The HuffPo isn’t exactly the meniscus of American political opinion, but the New York Daily News is slightly closer to it. Unfortunately, things didn’t get much better there.
“President Trump, who’s built a political career on inflammatory and racially-charged rhetoric, set off waves of outrage after he called his outgoing top economic adviser Gary Cohn a ‘globalist’ during a Cabinet meeting Thursday,” the News reported of Cohn’s departure.
“‘He may be a globalist, but I still like him,’ Trump quipped of Cohn as the rest of the room chuckled. ‘He is seriously a globalist. There’s no question.'”
“While Trump ostensibly hinted at Cohn’s long-held commitment to free trade policies, the term ‘globalist’ carries problematic connotations that trace back decades. Hate speech watchdogs quickly pounced on Trump’s usage of the term and pointed out his remarks took on another layer of controversy since Cohn is Jewish.”
The Daily News continued that calling someone globalist “perpetuates a long held anti-Semitic conspiracy theory Jews can’t be ‘loyal’ to any given country because for centuries they had no homeland of their own, Tuchman said. Conspiracy theorists claim Jews are instead loyal to a transnational agenda that aims to undermine Christian identities and western nations.”
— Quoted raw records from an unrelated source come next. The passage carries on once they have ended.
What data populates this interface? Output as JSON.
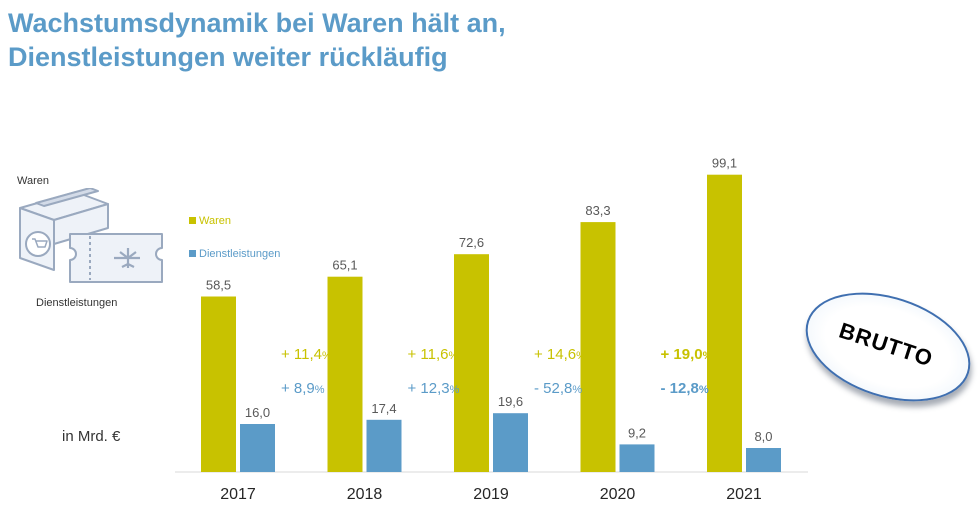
{
  "title": {
    "line1": "Wachstumsdynamik bei Waren hält an,",
    "line2": "Dienstleistungen weiter rückläufig"
  },
  "icon_labels": {
    "waren": "Waren",
    "dienstleistungen": "Dienstleistungen"
  },
  "unit_label": "in Mrd. €",
  "stamp_text": "BRUTTO",
  "colors": {
    "waren": "#c8c200",
    "dienstleistungen": "#5b9bc8",
    "title": "#5b9bc8"
  },
  "chart_data": {
    "type": "bar",
    "title": "Wachstumsdynamik bei Waren hält an, Dienstleistungen weiter rückläufig",
    "ylabel": "in Mrd. €",
    "xlabel": "",
    "ylim": [
      0,
      105
    ],
    "grid": false,
    "legend": "top-left",
    "categories": [
      "2017",
      "2018",
      "2019",
      "2020",
      "2021"
    ],
    "series": [
      {
        "name": "Waren",
        "values": [
          58.5,
          65.1,
          72.6,
          83.3,
          99.1
        ],
        "labels": [
          "58,5",
          "65,1",
          "72,6",
          "83,3",
          "99,1"
        ],
        "color": "#c8c200"
      },
      {
        "name": "Dienstleistungen",
        "values": [
          16.0,
          17.4,
          19.6,
          9.2,
          8.0
        ],
        "labels": [
          "16,0",
          "17,4",
          "19,6",
          "9,2",
          "8,0"
        ],
        "color": "#5b9bc8"
      }
    ],
    "growth_annotations": {
      "waren": [
        {
          "value": "+ 11,4",
          "unit": "%",
          "bold": false
        },
        {
          "value": "+ 11,6",
          "unit": "%",
          "bold": false
        },
        {
          "value": "+ 14,6",
          "unit": "%",
          "bold": false
        },
        {
          "value": "+ 19,0",
          "unit": "%",
          "bold": true
        }
      ],
      "dienstleistungen": [
        {
          "value": "+ 8,9",
          "unit": "%",
          "bold": false
        },
        {
          "value": "+ 12,3",
          "unit": "%",
          "bold": false
        },
        {
          "value": "- 52,8",
          "unit": "%",
          "bold": false
        },
        {
          "value": "- 12,8",
          "unit": "%",
          "bold": true
        }
      ]
    }
  }
}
Here’s the TL;DR version, according to the HuffPo and (to a lesser extent) the New York Daily News: The president and those around him really believe in the Protocols of the Learned Elders of Zion or something to that effect and wanted to fire Gary Cohn before he infected the whole system. Except they hired him in the first place. And his departure came on the heels of the announcement of a trade measure that could be seen as protectionist, which Cohn doesn’t believe in. But they called him a globalist, so they’re all bigots.
It’s worth noting that the fight against so-called globalism has mostly been fought on the left thus far. I don’t exactly see the HuffPo and the New York Daily News holding anti-globalist figures like Naomi Klein or Adbusters to account.
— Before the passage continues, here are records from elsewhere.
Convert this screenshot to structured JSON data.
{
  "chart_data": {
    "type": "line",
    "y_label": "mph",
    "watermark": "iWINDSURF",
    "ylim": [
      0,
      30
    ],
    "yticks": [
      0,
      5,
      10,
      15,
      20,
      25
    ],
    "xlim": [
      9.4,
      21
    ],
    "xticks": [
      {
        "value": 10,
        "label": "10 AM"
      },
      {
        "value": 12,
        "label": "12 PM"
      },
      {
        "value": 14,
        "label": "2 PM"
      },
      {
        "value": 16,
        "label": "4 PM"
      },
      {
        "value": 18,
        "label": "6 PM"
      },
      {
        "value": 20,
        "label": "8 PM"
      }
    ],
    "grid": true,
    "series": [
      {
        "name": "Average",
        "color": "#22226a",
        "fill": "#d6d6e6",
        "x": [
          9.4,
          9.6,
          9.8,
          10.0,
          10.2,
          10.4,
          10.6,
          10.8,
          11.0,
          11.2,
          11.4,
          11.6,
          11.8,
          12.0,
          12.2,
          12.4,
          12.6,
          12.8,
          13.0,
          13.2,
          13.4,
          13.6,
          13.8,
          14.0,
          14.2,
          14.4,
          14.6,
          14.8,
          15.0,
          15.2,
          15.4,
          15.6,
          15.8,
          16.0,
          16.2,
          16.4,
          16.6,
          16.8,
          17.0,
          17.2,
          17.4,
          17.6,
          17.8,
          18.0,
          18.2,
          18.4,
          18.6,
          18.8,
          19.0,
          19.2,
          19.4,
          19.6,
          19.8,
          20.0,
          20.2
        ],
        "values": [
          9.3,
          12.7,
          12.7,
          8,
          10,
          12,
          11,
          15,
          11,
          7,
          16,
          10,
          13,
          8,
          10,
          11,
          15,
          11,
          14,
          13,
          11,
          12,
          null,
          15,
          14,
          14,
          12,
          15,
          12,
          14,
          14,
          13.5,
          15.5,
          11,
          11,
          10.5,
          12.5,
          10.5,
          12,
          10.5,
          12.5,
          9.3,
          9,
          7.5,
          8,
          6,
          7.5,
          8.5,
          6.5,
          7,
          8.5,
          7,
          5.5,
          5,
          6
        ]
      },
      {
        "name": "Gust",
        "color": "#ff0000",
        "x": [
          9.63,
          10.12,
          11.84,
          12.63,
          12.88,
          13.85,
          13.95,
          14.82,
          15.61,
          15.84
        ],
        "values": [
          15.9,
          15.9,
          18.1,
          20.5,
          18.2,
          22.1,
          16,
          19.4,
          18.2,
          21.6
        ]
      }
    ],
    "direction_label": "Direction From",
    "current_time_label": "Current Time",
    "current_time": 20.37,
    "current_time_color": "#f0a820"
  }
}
In fact, Klein — a supporter of the highly antisemitic BDS movement — just so happens to have written for the Daily News. HuffPo, meanwhile, hypes Linda Sarsour in its pages the same way that The Source used to hype Benzino’s rap career — which is to say, incessantly and without explicable reason. That said, Sarsour has been linked to infamous anti-Semite Louis Farrakhan and also has done enough to hate Jews in her own right without the aged, conked “prophet” at her defense.
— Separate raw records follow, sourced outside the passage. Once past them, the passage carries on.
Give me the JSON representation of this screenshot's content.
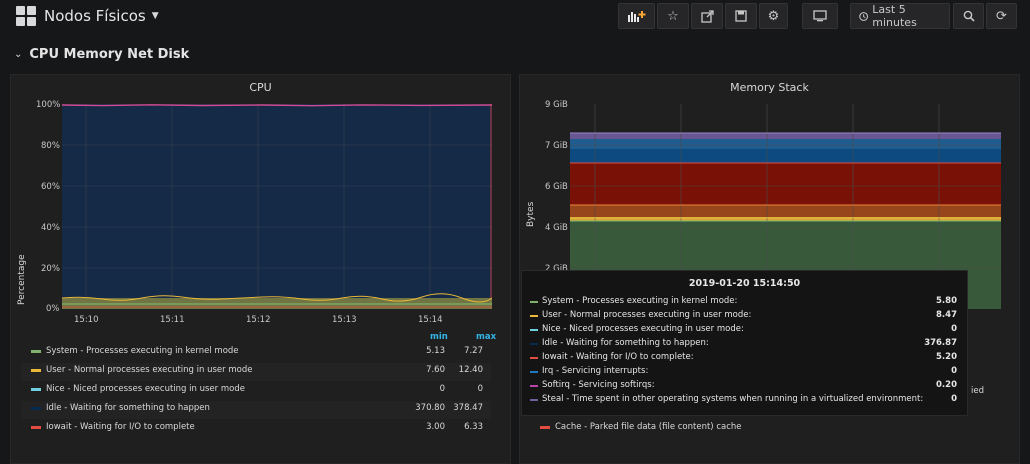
{
  "header": {
    "dashboard_title": "Nodos Físicos",
    "time_range": "Last 5 minutes",
    "buttons": [
      "add-panel-icon",
      "star-icon",
      "share-icon",
      "save-icon",
      "gear-icon",
      "tv-icon",
      "search-icon",
      "refresh-icon"
    ]
  },
  "row": {
    "title": "CPU Memory Net Disk"
  },
  "cpu_panel": {
    "title": "CPU",
    "ylabel": "Percentage",
    "yticks": [
      "100%",
      "80%",
      "60%",
      "40%",
      "20%",
      "0%"
    ],
    "xticks": [
      "15:10",
      "15:11",
      "15:12",
      "15:13",
      "15:14"
    ],
    "legend_headers": {
      "min": "min",
      "max": "max"
    },
    "legend": [
      {
        "label": "System - Processes executing in kernel mode",
        "min": "5.13",
        "max": "7.27",
        "color": "#7eb26d"
      },
      {
        "label": "User - Normal processes executing in user mode",
        "min": "7.60",
        "max": "12.40",
        "color": "#eab839"
      },
      {
        "label": "Nice - Niced processes executing in user mode",
        "min": "0",
        "max": "0",
        "color": "#6ed0e0"
      },
      {
        "label": "Idle - Waiting for something to happen",
        "min": "370.80",
        "max": "378.47",
        "color": "#052b51"
      },
      {
        "label": "Iowait - Waiting for I/O to complete",
        "min": "3.00",
        "max": "6.33",
        "color": "#e24d42"
      }
    ]
  },
  "memory_panel": {
    "title": "Memory Stack",
    "ylabel": "Bytes",
    "yticks": [
      "9 GiB",
      "7 GiB",
      "6 GiB",
      "4 GiB",
      "2 GiB"
    ],
    "legend_visible": [
      {
        "label": "Cache - Parked file data (file content) cache",
        "color": "#e24d42"
      }
    ],
    "cut_text": "ied"
  },
  "tooltip": {
    "time": "2019-01-20 15:14:50",
    "rows": [
      {
        "label": "System - Processes executing in kernel mode:",
        "value": "5.80",
        "color": "#7eb26d"
      },
      {
        "label": "User - Normal processes executing in user mode:",
        "value": "8.47",
        "color": "#eab839"
      },
      {
        "label": "Nice - Niced processes executing in user mode:",
        "value": "0",
        "color": "#6ed0e0"
      },
      {
        "label": "Idle - Waiting for something to happen:",
        "value": "376.87",
        "color": "#052b51"
      },
      {
        "label": "Iowait - Waiting for I/O to complete:",
        "value": "5.20",
        "color": "#e24d42"
      },
      {
        "label": "Irq - Servicing interrupts:",
        "value": "0",
        "color": "#1f78c1"
      },
      {
        "label": "Softirq - Servicing softirqs:",
        "value": "0.20",
        "color": "#ba43a9"
      },
      {
        "label": "Steal - Time spent in other operating systems when running in a virtualized environment:",
        "value": "0",
        "color": "#705da0"
      }
    ]
  }
}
If either one of these publications were truly concerned about anti-Semitism, we would point out that they’ve published and/or supported anti-Semites in their own publicaitons. We would advise them — implore them, in fact — to publicly cut ties with them and delete their articles.
This is somewhat besides the point, however. They’ve taken a word which has a very particular context in a dichotomous paradigm of world politics and assumed — given the residents of the White House — that it’s anti-Semitic. In reality, the word is in common circulation as an antonym to “nationalist.” The evidence they’ve given — idiotic conspiracy theorists who have used the word as an anti-Semitic slur with no documented connection to the White House — gives no actual connection, circumstantial or evidentiary, that what anyone said was motivated by anti-Semitism.
In a perfect world, everyone who was involved in the decision to publish these articles would apologize for ascribing motives for which there is no evidence. The likelihood of this happening, unfortunately, is near zero.